Second, social media is less effective with older people. Right now, it’s been around long enough for it to sway 20-somethings, but it’s reach diminishes as you get closer to 40, and is rather small by the time you get to older voters. The internet just isn’t a big thing for a lot of the over-50 crowd, so you have to employ more traditional (and expensive) means to get their votes. You can’t win an election solely on college-age votes, and those most swayed by social media can’t voteyet.

Cruiser's avatar

@Darth_Algar It is all about the money. Just look at any past Presidential candidates campaign donor list and you will see a long list of huge corporations and powerful unions backing the candidate they need to have win to further their interests.

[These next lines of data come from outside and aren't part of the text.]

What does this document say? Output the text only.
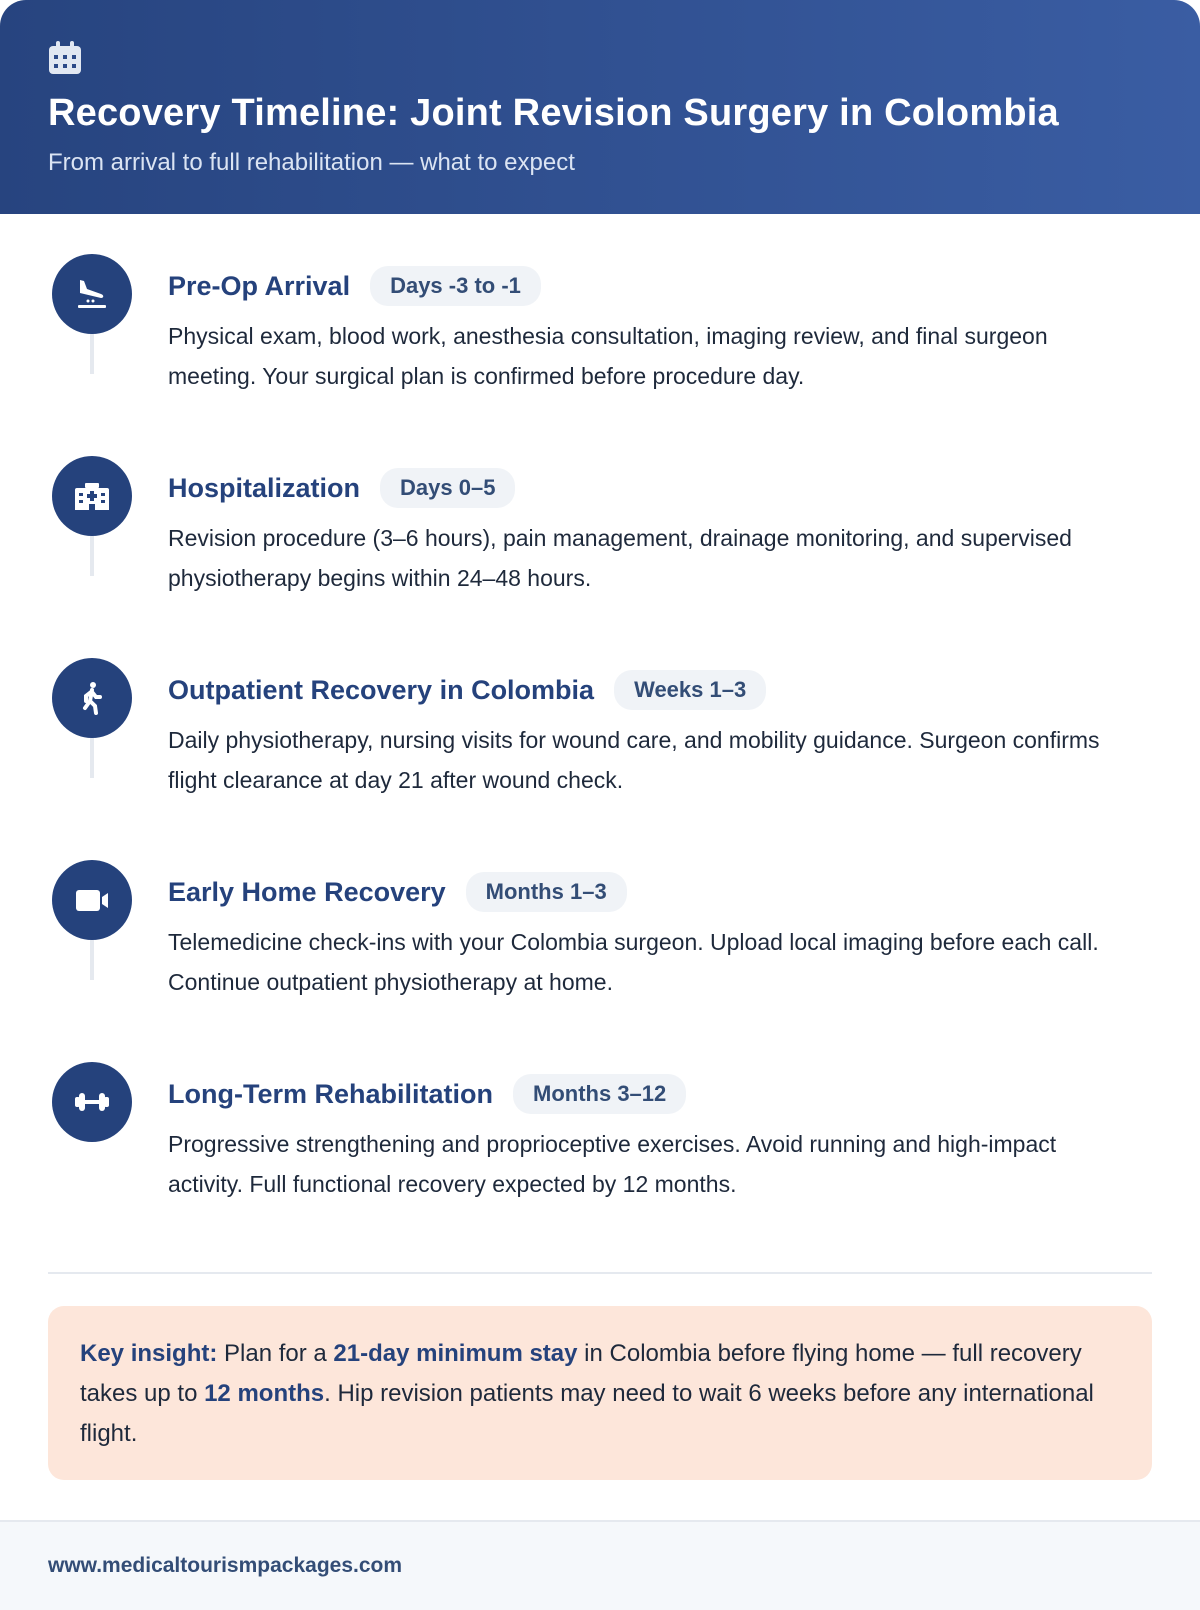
Recovery Timeline: Joint Revision Surgery in Colombia
From arrival to full rehabilitation — what to expect
Pre-Op Arrival	Days -3 to -1

Physical exam, blood work, anesthesia consultation, imaging review, and final surgeon meeting. Your surgical plan is confirmed before procedure day.

Hospitalization	Days 0–5

Revision procedure (3–6 hours), pain management, drainage monitoring, and supervised physiotherapy begins within 24–48 hours.

Outpatient Recovery in Colombia	Weeks 1–3

Daily physiotherapy, nursing visits for wound care, and mobility guidance. Surgeon confirms flight clearance at day 21 after wound check.

Early Home Recovery	Months 1–3

Telemedicine check-ins with your Colombia surgeon. Upload local imaging before each call. Continue outpatient physiotherapy at home.

Long-Term Rehabilitation	Months 3–12

Progressive strengthening and proprioceptive exercises. Avoid running and high-impact activity. Full functional recovery expected by 12 months.

Key insight: Plan for a 21-day minimum stay in Colombia before flying home — full recovery takes up to 12 months. Hip revision patients may need to wait 6 weeks before any international flight.
www.medicaltourismpackages.com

Independent voters are just that because they are smart enough and have taken the time to educate themselves as to what is really important to them, their families and their goals in life and see through the smoke and mirrors of the politics and self serving nature of either political party. These independents are who the Dems and Reps fight over to win the election. The Democrats and Republican parties survive because of the deep pockets of K street and corporate donors.

This Gallup Poll will show you over the last 10 years the shift in popularity of either main party. The ranks of independents is bigger now than in the past and the ranks of the Republicans is stronger than in the recent past. The Dems are in for the fight of their lives come November and I expect it to be a down and dirty fight…too dirty IMO.

KNOWITALL's avatar

@stanleybmanly Thanks, and to be honest, growing up with a family full of mostly Democrats has helped me gain a lot of perspective.

Here’s interesting Wiki facts about Missouri political voting.

Missouri is widely regarded as a bellwether in American politics, often making it a swing state. The state had a longer stretch of supporting the winning presidential candidate than any other state, having voted with the nation in every election since 1904 with three exceptions: in 1956 it voted for Democratic Governor Adlai Stevenson of neighboring Illinois over the winner, incumbent Republican President Dwight Eisenhower of neighboring Kansas, and in 2008 it voted for Republican Senator John McCain of Arizona over national winner Senator Barack Obama of neighboring Illinois. Missouri was still the closest state in the nation in both of these races, which were decided by extremely narrow margins of fewer than 4,000 votes each. However, in 2012, Missouri swung strongly Republican when it voted for former Governor Mitt Romney of Massachusetts over the winner, incumbent President Barack Obama, by a nearly 10-point margin. There are 4,190,936 registered voters (as of Oct 24, 2012).[65] At the state level, both Democratic Senator Claire McCaskill and Democratic Governor Jay Nixon were re-elected.

Darth_Algar's avatar

The point I’m making is that I don’t believe that independents truly almost outnumber Republicans and Democrats combined. I doubt that are many true independents out there. Certainly I’ve known plenty of people who claim to be independent, but who tow the major party line 95% of the time.

Cruiser's avatar

@Darth_Algar You probably are right as I am not a fan of polls particularly exit polls.

bolwerk's avatar

“Independent” is a weasel word anyway. It plays into paleo-con delusions about their own rugged individualism and intellectual clarify. They should be referred to as unaffiliated with a party, if they truly are unaffiliated. They’re usually unaffiliated Republikan partisans who break with the party on a few narrow issues, usually religious orthodoxy, abortion, or some Libertarian™ hangup.

People rarely refer to social democrats (if there are any in the USA?) or Marxists or Greens as independents, even though they are probably more different from either major party than self-identified independents ever could be.